The Management Side of the Outdoor Meal Site

By: Kim Jones | April 1, 2014

Since the City of Seattle and OSL collaboration began in 2007, OSL has had the responsibility to manage the Outdoor Meal Site (OMS). One quarter of the 460,000 meals we serve each year, are served at the OMS. The benefits of the OMS include a centralized location where those who are hungry can find a nutritionally dense, great tasting meal. These meals are served without prerequisite or judgment and are prepared in Health Department Certified kitchens, by people who have food safety in mind. Because of the extreme care taken with the preparation, content, and delivery of the meals served at the OMS contributes to well-being and overall health of the population being served. The OMS is located under the freeway, with the only public toilet open to un-housed individuals in Seattle, a place to wash hands and security present at every meal. This small spot accomplishes big things.

The OMS offers an alternative to meal providers who otherwise would serve in public parks or on the street. Serving in parks can create rodent and other public health issues, as well as creating un-welcoming environments for the general populace and merchants of Seattle. This is a good neighbor collaboration with local businesses, law enforcement, and the parks department.

On top of the 100,000 meals OSL serves at the OMS every year, logistically, our management duty to the OMS includes provider scheduling, cleaning, phone calls and staffing. We purchase equipment, make sure the porta-potty is clean, and stand up for those in need and the providers who serve those needs. One other important facet of the OMS management is a decade long attempt to engage providers who continue to serve in Seattle’s parks, creating a public nuisance and health detriment. We reconnoiter, educate, and offer our expertise and resources to encourage migration into the OMS. (If you would like to know about many of the complications facing outdoor meal providers, please see: http://serveseattlemealssafely.org/)

In August of 2012, I was charged to take my shift in City Hall and Occidental parks, awaiting the arrival of meal providers who had served in the park several weeks in a row. I had two one hour shifts, and here is my writing from that day:

Here I am, sitting in the sun in the middle of pioneer-square, surrounded by the people who I know we serve at the OMS, but there is no one serving food. There is evangelization. I have been sitting quietly so I don’t disturb a gentleman who is doing his best to sleep on this gorgeous Sunday morning. I was able to take a ride with the park rangers, and I have spoken with an un-housed gentleman about his amazing new pairs of socks which he got yesterday from a hygiene center. He was thrilled about them.

My purpose today may go unmet; I have not seen a single rogue meal provider, but still I did do good things, including an educational conversation with the park rangers.

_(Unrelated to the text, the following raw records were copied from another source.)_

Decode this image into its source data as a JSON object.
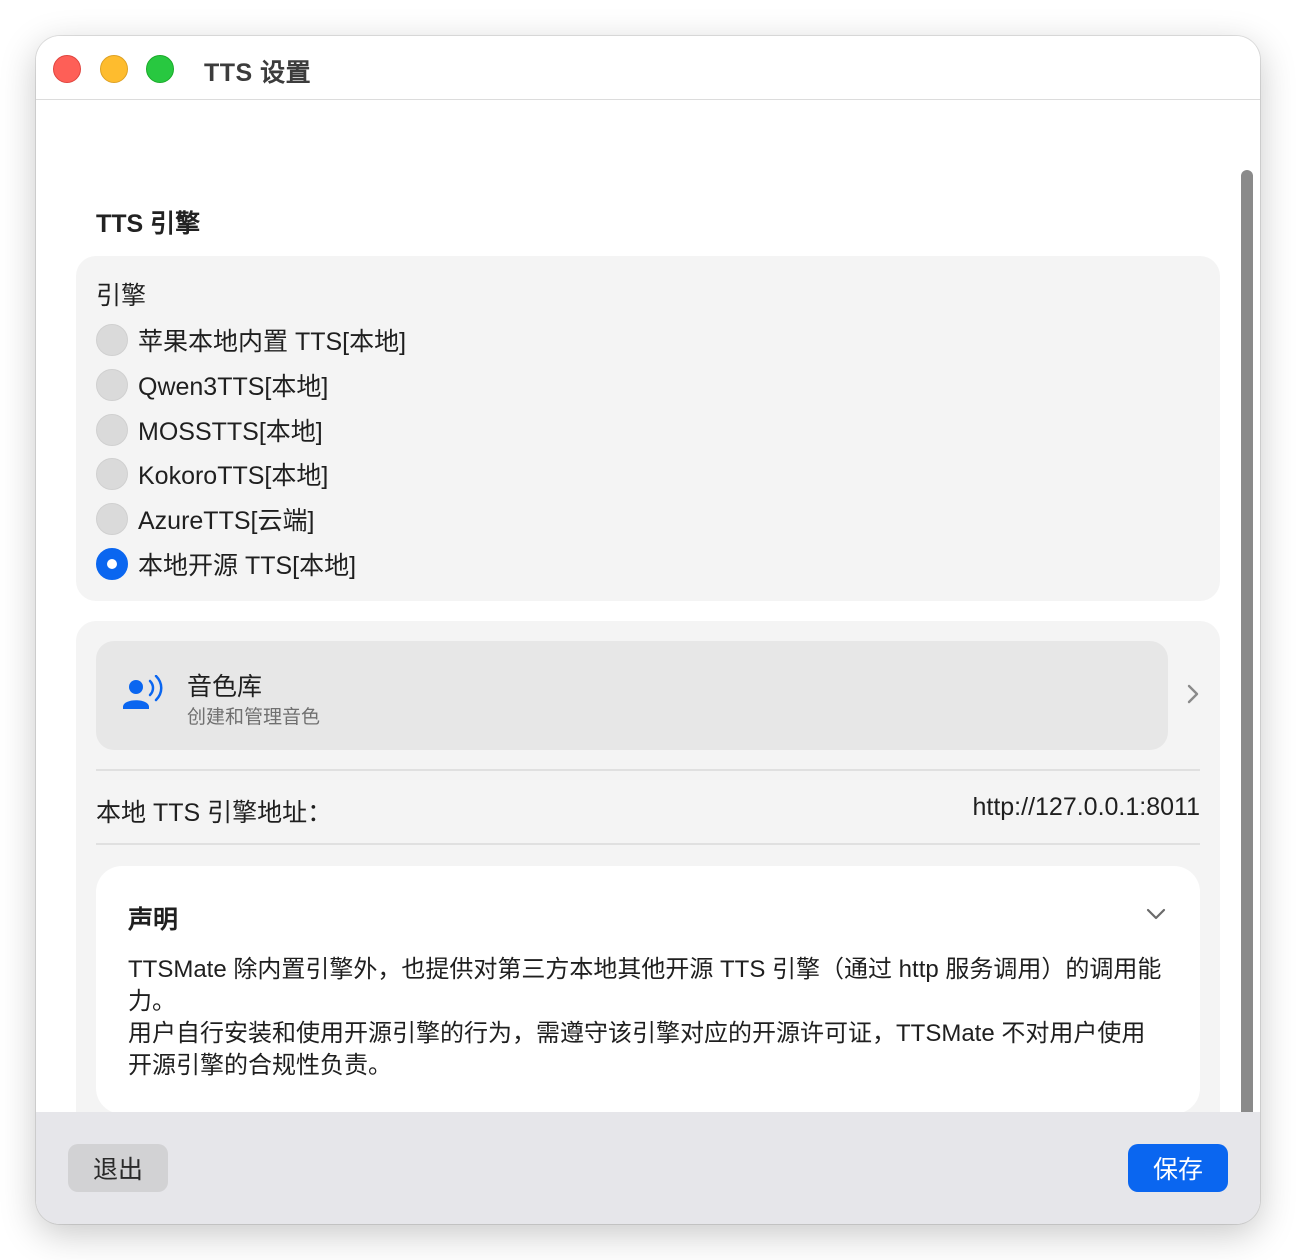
{
  "window": {
    "title": "TTS 设置"
  },
  "engine_section": {
    "title": "TTS 引擎",
    "label": "引擎",
    "options": [
      {
        "label": "苹果本地内置 TTS[本地]",
        "selected": false
      },
      {
        "label": "Qwen3TTS[本地]",
        "selected": false
      },
      {
        "label": "MOSSTTS[本地]",
        "selected": false
      },
      {
        "label": "KokoroTTS[本地]",
        "selected": false
      },
      {
        "label": "AzureTTS[云端]",
        "selected": false
      },
      {
        "label": "本地开源 TTS[本地]",
        "selected": true
      }
    ]
  },
  "voice_library": {
    "title": "音色库",
    "subtitle": "创建和管理音色",
    "icon": "person-speaking-icon"
  },
  "address": {
    "label": "本地 TTS 引擎地址：",
    "value": "http://127.0.0.1:8011"
  },
  "notice": {
    "title": "声明",
    "text": "TTSMate 除内置引擎外，也提供对第三方本地其他开源 TTS 引擎（通过 http 服务调用）的调用能力。\n用户自行安装和使用开源引擎的行为，需遵守该引擎对应的开源许可证，TTSMate 不对用户使用开源引擎的合规性负责。"
  },
  "footer": {
    "exit_label": "退出",
    "save_label": "保存"
  },
  "colors": {
    "accent": "#0a66f0",
    "close": "#fe5f57",
    "minimize": "#febc2e",
    "zoom": "#28c840"
  }
}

It seems as though they had no idea where and when we serve at the OMS. They don’t know they are to tell meal providers that there are other options and to contact OSL or these options.

I am degrading now, into aimless, stream of consciousness writing, spewing out my observations, in attempt to remember what to ask my far more experienced coworkers.

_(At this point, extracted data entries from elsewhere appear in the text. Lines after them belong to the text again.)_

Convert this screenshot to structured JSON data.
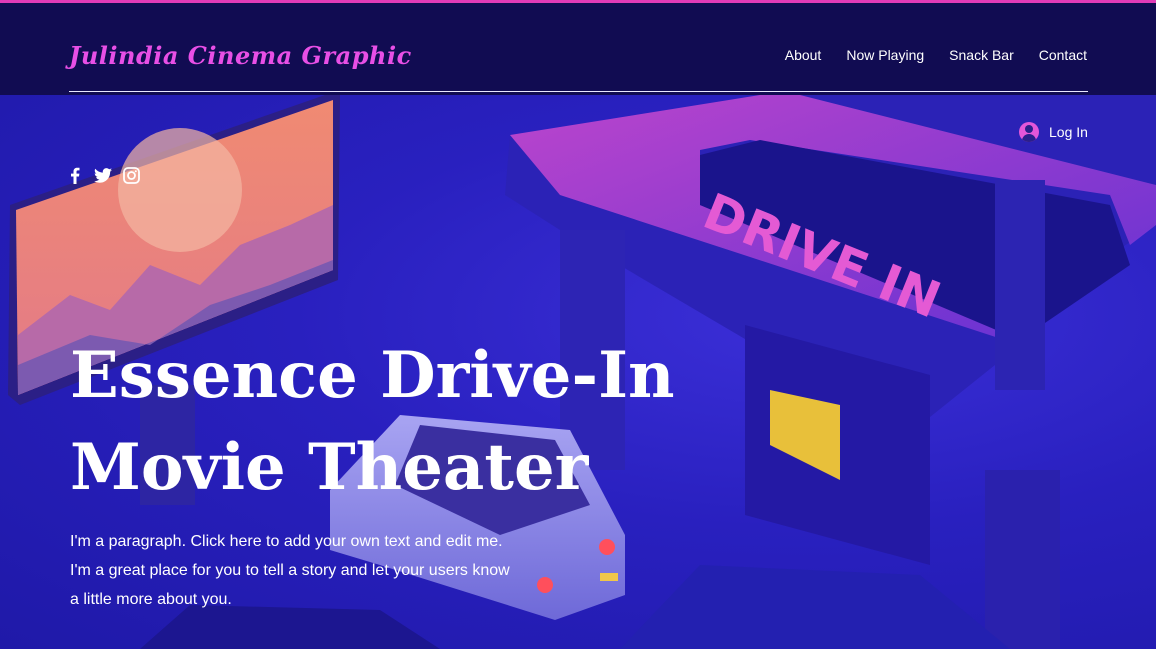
{
  "site": {
    "logo_text": "Julindia Cinema Graphic",
    "accent_color": "#e84fe6",
    "header_bg": "#110c52",
    "hero_color": "#2a23c9"
  },
  "nav": {
    "items": [
      {
        "label": "About"
      },
      {
        "label": "Now Playing"
      },
      {
        "label": "Snack Bar"
      },
      {
        "label": "Contact"
      }
    ]
  },
  "auth": {
    "login_label": "Log In",
    "icon": "user-avatar-icon"
  },
  "social": {
    "icons": [
      "facebook-icon",
      "twitter-icon",
      "instagram-icon"
    ]
  },
  "hero": {
    "title_line1": "Essence Drive-In",
    "title_line2": "Movie Theater",
    "paragraph_line1": "I'm a paragraph. Click here to add your own text and edit me.",
    "paragraph_line2": "I'm a great place for you to tell a story and let your users know",
    "paragraph_line3": "a little more about you.",
    "sign_text": "DRIVE IN"
  }
}
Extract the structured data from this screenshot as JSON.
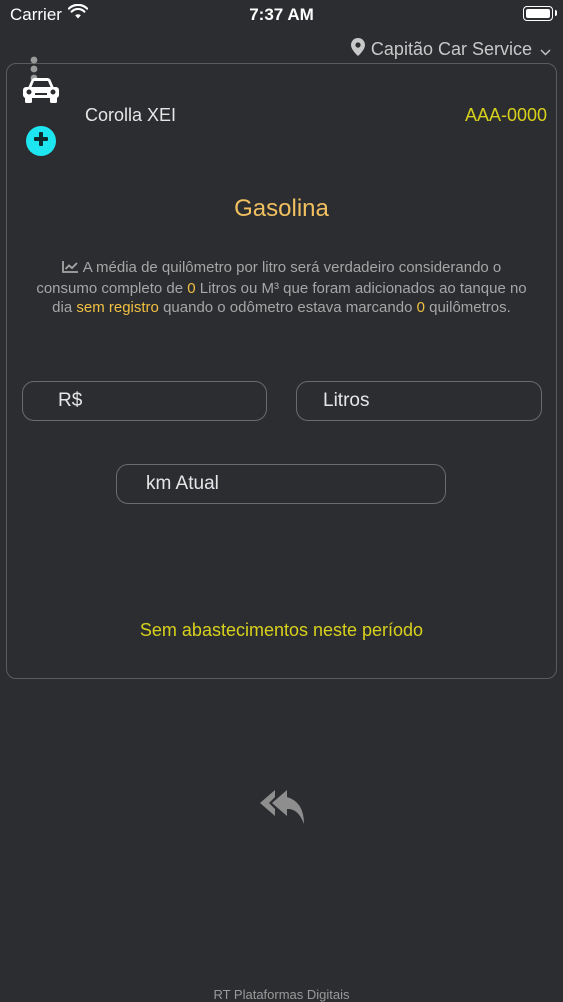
{
  "status_bar": {
    "carrier": "Carrier",
    "time": "7:37 AM"
  },
  "location": {
    "name": "Capitão Car Service"
  },
  "vehicle": {
    "name": "Corolla XEI",
    "plate": "AAA-0000"
  },
  "fuel": {
    "title": "Gasolina"
  },
  "info": {
    "part1": "A média de quilômetro por litro será verdadeiro considerando o consumo completo de",
    "liters": "0",
    "part2": "Litros ou M³ que foram adicionados ao tanque no dia",
    "date": "sem registro",
    "part3": "quando o odômetro estava marcando",
    "odometer": "0",
    "part4": "quilômetros."
  },
  "fields": {
    "rs": "R$",
    "litros": "Litros",
    "km": "km Atual"
  },
  "empty_message": "Sem abastecimentos neste período",
  "footer": "RT Plataformas Digitais",
  "colors": {
    "accent_yellow": "#d8d11c",
    "title_orange": "#f0c060",
    "plus_cyan": "#1de6f0",
    "background": "#2c2d31"
  },
  "icons": [
    "wifi-icon",
    "battery-icon",
    "location-pin-icon",
    "chevron-down-icon",
    "car-icon",
    "more-dots-icon",
    "plus-icon",
    "trend-chart-icon",
    "reply-all-icon"
  ]
}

I don’t know what it means to sleep on cobblestone. What the protocol is if one finds abandon cardboard, which is used to cushion the body from the hardness or coldness of the ground and or the wetness of the grass…If someone walks away from it, is fair game? I could use that cardboard right about now. Would I have an even stronger hatred of seagulls were I to share a home with them? Or would some sort of respect be established? Do these trees provide any protection from the rain? Does one simply learn to sleep through the 2 am last call here, when all the bars close and hundreds of people just flow out into their bedrooms? Why is that guy peeing on the outside? Why, dear God, do we have so many houses without people and people without houses? What I do is so insignificant; however, it is so very important that I do it . . .

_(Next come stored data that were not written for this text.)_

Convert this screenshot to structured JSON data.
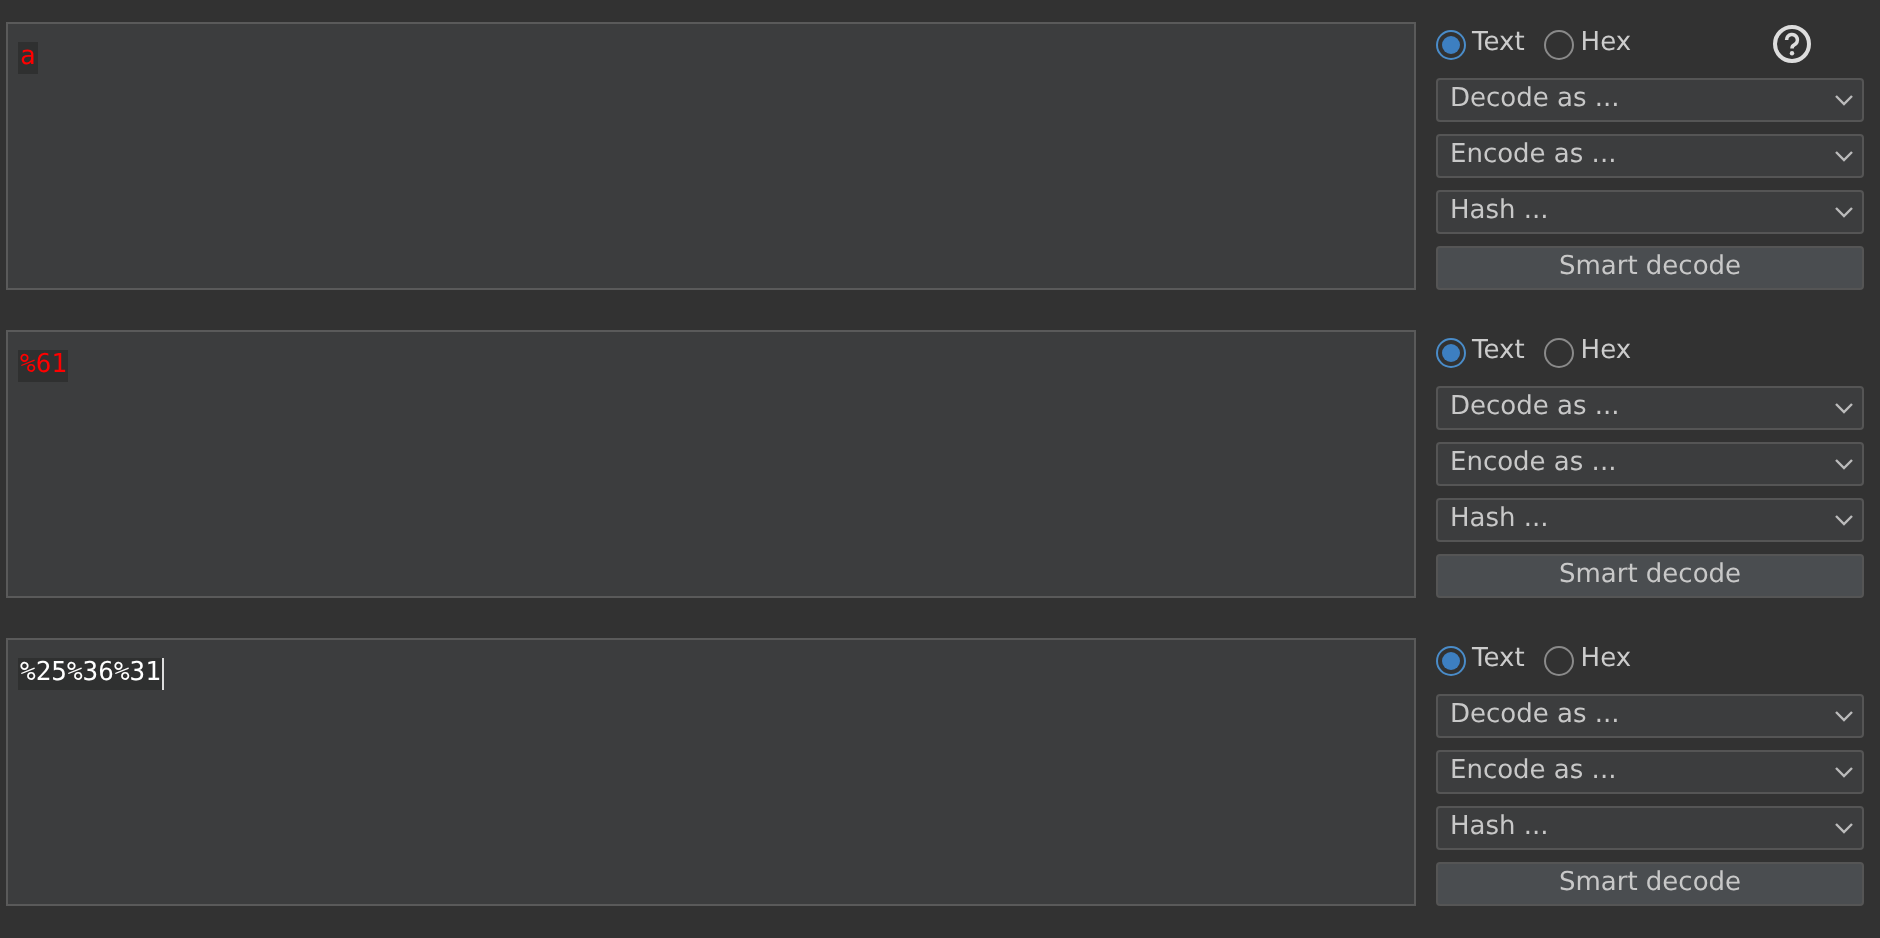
{
  "panels": [
    {
      "content": "a",
      "color": "#ff0000",
      "cursor": false,
      "help": true,
      "modes": [
        {
          "label": "Text",
          "selected": true
        },
        {
          "label": "Hex",
          "selected": false
        }
      ],
      "dropdowns": [
        "Decode as ...",
        "Encode as ...",
        "Hash ..."
      ],
      "button": "Smart decode"
    },
    {
      "content": "%61",
      "color": "#ff0000",
      "cursor": false,
      "help": false,
      "modes": [
        {
          "label": "Text",
          "selected": true
        },
        {
          "label": "Hex",
          "selected": false
        }
      ],
      "dropdowns": [
        "Decode as ...",
        "Encode as ...",
        "Hash ..."
      ],
      "button": "Smart decode"
    },
    {
      "content": "%25%36%31",
      "color": "#ffffff",
      "cursor": true,
      "help": false,
      "modes": [
        {
          "label": "Text",
          "selected": true
        },
        {
          "label": "Hex",
          "selected": false
        }
      ],
      "dropdowns": [
        "Decode as ...",
        "Encode as ...",
        "Hash ..."
      ],
      "button": "Smart decode"
    }
  ]
}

The writing ends there, but that was because I was busy for the rest of my shift.  A Bible Study youth group unloaded a BBQ and started cooking in the middle of Occidental Park. I approached them and was met with a bit of hesitancy at first, but once I explained who I was, they were much more receptive. The lead gentleman informed me that they only serve once every few months, and he seemed certain they would prefer to serve in the parks than at the OMS because that’s “where the people are”. I talked to him about him about their garbage and waste, the bathroom and hand washing stations. I explained that OSL could accommodate them in our kitchen, help provide meal ingredients, and provide security, if they would consider moving into the OMS. He took our flyer, and said he would take it to their leadership.

My objective for that moment was met, but not as expected. These weren’t the providers that were expected to show, but they were meal providers.

OSL is a multi-faceted organization. We fulfill our mission in variety of ways, through meals, through collaboration, through education, and through opportunities of service. We often don’t know, day to day, or year to year, how we can best serve our community. In the end we know, that in whatever form it takes, we are only serving love.